An unusually violent and methodical killer terrorizes 1866 London in McDonough’s debut.
D.I. Richard Tennant has just received evidence that Franz Meyer, a tailor hanged two years ago, may not have been the Railway Murderer after all, and he’s in no mood for another round of serial homicide. Unfortunately, that’s exactly what the murder of Rev. Tobias Atwater, found dead and castrated inside a sewer pipe, kicks off. As if he and his sergeant, Jonathan Graves, hadn’t troubles enough, Dr. Andrew Lewis, the doctor he’d asked to examine the body, has been laid low by heart disease and has sent his granddaughter instead. Julia Lewis is a fully qualified physician, but she took her medical degree in far-off Philadelphia, and she’s a female who has no business climbing around filthy places examining corpses.
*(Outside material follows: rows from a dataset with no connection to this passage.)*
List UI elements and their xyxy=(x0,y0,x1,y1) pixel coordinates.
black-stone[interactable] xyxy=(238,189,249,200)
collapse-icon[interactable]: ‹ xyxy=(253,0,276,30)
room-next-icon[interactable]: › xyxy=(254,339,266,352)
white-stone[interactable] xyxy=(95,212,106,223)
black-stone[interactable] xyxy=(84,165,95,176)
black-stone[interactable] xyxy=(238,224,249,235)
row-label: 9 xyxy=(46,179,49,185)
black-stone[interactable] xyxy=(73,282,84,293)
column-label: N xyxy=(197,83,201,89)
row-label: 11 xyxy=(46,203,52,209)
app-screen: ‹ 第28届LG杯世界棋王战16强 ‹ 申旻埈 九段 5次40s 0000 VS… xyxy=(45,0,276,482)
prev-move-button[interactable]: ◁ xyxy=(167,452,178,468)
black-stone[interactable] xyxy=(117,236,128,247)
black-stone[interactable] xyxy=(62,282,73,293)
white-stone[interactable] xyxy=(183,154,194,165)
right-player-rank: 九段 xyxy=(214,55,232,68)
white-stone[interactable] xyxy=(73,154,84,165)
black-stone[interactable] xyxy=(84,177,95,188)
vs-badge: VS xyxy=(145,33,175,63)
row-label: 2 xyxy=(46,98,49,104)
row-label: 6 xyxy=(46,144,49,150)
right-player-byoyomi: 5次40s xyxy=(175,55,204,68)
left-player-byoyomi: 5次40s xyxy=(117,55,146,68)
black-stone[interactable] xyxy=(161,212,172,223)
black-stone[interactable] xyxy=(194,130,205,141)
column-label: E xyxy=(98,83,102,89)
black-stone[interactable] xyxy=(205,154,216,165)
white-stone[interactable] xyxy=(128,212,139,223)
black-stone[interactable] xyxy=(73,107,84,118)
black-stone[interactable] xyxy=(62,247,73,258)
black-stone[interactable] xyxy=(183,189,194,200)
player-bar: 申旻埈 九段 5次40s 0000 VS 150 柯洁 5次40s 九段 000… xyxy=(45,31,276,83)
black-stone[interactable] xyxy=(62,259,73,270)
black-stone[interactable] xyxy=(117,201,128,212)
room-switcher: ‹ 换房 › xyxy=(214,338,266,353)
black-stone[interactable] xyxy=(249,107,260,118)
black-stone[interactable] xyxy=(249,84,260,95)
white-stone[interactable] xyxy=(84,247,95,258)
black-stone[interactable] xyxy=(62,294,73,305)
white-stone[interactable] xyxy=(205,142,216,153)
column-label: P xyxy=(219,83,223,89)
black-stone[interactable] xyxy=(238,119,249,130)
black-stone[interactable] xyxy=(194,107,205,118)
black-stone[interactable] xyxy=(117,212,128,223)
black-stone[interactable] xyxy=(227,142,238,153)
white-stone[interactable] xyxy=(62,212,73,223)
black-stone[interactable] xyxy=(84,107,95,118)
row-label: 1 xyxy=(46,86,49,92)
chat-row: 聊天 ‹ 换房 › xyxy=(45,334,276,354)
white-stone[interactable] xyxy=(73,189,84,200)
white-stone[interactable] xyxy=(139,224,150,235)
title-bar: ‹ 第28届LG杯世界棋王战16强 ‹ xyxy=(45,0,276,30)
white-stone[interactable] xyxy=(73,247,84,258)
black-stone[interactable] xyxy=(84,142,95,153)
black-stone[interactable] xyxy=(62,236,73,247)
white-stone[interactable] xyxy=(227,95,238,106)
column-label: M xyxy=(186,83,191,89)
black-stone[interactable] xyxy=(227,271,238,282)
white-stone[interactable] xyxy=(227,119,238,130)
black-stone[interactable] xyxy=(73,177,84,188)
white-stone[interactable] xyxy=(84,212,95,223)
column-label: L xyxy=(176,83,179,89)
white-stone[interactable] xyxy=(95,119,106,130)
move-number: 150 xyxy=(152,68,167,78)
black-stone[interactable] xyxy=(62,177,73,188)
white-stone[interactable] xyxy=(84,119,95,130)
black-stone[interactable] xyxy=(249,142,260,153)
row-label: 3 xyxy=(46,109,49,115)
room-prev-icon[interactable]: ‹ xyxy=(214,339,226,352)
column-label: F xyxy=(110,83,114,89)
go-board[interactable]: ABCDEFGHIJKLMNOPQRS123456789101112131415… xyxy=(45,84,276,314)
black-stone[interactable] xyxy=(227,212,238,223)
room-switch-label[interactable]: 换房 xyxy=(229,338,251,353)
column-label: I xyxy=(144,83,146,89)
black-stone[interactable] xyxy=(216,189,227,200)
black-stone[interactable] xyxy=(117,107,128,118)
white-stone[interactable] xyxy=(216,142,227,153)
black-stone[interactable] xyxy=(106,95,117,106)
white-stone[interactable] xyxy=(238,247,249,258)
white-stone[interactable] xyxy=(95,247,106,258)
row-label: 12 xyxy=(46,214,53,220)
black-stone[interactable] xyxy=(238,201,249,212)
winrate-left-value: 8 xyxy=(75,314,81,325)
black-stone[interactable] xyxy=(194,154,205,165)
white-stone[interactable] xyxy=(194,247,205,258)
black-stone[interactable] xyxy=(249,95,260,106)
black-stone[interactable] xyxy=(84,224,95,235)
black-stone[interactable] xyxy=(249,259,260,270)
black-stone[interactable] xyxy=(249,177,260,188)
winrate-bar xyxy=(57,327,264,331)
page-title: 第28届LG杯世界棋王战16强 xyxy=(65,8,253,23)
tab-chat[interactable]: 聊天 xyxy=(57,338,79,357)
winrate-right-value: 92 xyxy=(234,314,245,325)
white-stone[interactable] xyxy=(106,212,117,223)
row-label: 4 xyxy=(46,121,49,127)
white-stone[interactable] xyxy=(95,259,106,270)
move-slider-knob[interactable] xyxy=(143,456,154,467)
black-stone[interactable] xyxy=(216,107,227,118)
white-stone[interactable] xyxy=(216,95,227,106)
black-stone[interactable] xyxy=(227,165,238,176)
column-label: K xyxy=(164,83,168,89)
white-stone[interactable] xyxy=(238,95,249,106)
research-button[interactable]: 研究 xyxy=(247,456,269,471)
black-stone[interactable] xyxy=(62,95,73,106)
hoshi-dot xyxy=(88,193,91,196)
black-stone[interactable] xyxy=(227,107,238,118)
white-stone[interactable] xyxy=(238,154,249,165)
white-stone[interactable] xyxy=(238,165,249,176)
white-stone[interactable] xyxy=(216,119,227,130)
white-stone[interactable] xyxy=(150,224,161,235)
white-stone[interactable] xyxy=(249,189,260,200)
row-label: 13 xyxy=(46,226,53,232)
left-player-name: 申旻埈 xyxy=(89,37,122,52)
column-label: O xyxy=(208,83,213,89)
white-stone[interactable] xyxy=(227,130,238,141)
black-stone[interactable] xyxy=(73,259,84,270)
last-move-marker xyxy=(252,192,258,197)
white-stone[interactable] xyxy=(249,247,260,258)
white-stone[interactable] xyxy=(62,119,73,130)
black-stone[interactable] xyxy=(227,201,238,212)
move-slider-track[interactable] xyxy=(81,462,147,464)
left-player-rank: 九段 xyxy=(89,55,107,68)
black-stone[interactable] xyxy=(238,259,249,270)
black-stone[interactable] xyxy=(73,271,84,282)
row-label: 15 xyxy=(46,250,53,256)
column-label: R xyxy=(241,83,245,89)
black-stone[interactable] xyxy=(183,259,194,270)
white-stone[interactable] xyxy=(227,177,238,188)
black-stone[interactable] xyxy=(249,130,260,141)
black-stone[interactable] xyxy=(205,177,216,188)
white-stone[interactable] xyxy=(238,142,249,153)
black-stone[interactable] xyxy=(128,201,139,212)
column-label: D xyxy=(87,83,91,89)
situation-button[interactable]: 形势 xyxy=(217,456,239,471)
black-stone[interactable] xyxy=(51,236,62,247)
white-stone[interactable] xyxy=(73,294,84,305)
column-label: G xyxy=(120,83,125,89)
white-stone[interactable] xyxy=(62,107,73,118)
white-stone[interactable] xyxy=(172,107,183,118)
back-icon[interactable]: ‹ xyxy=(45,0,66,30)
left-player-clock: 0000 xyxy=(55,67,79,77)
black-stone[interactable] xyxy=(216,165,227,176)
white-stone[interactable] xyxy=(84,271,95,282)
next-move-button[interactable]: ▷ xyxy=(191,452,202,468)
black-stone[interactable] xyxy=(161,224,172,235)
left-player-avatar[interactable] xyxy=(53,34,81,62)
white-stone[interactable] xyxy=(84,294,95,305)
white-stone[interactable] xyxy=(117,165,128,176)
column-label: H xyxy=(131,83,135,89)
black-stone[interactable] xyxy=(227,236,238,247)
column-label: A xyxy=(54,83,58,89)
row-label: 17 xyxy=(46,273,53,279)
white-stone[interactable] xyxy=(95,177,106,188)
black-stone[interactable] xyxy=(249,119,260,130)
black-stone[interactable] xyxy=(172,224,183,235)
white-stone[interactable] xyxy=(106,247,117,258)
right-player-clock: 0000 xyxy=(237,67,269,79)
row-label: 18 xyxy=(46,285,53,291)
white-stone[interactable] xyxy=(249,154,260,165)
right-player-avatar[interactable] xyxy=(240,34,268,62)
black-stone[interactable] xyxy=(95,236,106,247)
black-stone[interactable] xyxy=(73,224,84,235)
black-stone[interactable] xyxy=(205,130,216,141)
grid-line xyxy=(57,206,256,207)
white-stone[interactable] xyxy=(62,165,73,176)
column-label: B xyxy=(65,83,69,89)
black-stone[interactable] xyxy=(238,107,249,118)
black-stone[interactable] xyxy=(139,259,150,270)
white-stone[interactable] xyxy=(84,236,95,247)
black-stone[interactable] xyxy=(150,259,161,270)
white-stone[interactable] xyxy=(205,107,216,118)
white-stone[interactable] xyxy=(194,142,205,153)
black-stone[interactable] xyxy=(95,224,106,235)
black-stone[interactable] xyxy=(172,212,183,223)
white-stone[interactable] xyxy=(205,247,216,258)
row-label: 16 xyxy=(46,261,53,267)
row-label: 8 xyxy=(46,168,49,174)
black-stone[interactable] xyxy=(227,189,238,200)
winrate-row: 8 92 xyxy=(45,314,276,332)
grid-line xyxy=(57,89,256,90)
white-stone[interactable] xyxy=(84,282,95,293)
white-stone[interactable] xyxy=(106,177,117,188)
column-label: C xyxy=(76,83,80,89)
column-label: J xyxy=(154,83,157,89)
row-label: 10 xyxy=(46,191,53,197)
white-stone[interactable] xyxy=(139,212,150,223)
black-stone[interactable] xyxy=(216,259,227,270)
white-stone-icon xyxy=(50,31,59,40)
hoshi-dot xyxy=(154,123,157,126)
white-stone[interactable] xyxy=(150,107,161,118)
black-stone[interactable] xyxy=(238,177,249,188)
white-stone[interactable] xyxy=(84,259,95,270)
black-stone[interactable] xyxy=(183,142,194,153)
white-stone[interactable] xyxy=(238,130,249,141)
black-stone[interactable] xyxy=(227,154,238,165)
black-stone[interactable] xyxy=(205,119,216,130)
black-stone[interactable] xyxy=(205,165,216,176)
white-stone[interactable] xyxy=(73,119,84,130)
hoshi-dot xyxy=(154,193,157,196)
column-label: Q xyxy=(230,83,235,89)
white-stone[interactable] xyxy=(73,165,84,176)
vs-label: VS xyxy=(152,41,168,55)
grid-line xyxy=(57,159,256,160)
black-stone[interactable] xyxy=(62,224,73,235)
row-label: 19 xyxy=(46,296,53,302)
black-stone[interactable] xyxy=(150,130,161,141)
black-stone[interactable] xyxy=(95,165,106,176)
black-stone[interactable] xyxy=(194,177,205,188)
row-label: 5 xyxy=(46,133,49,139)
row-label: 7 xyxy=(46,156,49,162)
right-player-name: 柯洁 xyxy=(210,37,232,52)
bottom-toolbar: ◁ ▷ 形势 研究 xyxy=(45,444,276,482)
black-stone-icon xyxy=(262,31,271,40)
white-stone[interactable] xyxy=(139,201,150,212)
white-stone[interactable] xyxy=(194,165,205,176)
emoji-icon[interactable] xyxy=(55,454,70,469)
Predictably, Julia turns out to be filled with a wide range of progressive attitudes that would make her right at home in the 21st century, and predictably, her sparring with Tennant gradually develops into something more complicated, even though Julia tells her aristocratic great-aunt that “marriage with him would not be a companionable union of equals.” But McDonough keeps the pace brisk as the body count rises, each corpse physically violated, each discovered with a balloon, amid a series of increasingly disturbing revelations about the calamitous effects of the cholera outbreak that began back in 1832 and has returned repeatedly with a vengeance—just like the malefactor whom cheeky Illustrated London News reporter Johnny Osborne prematurely dubs “the music-hall murderer.”
The spree of period murders, capped by a welcome surprise, provides the perfect backdrop for debates about gender politics.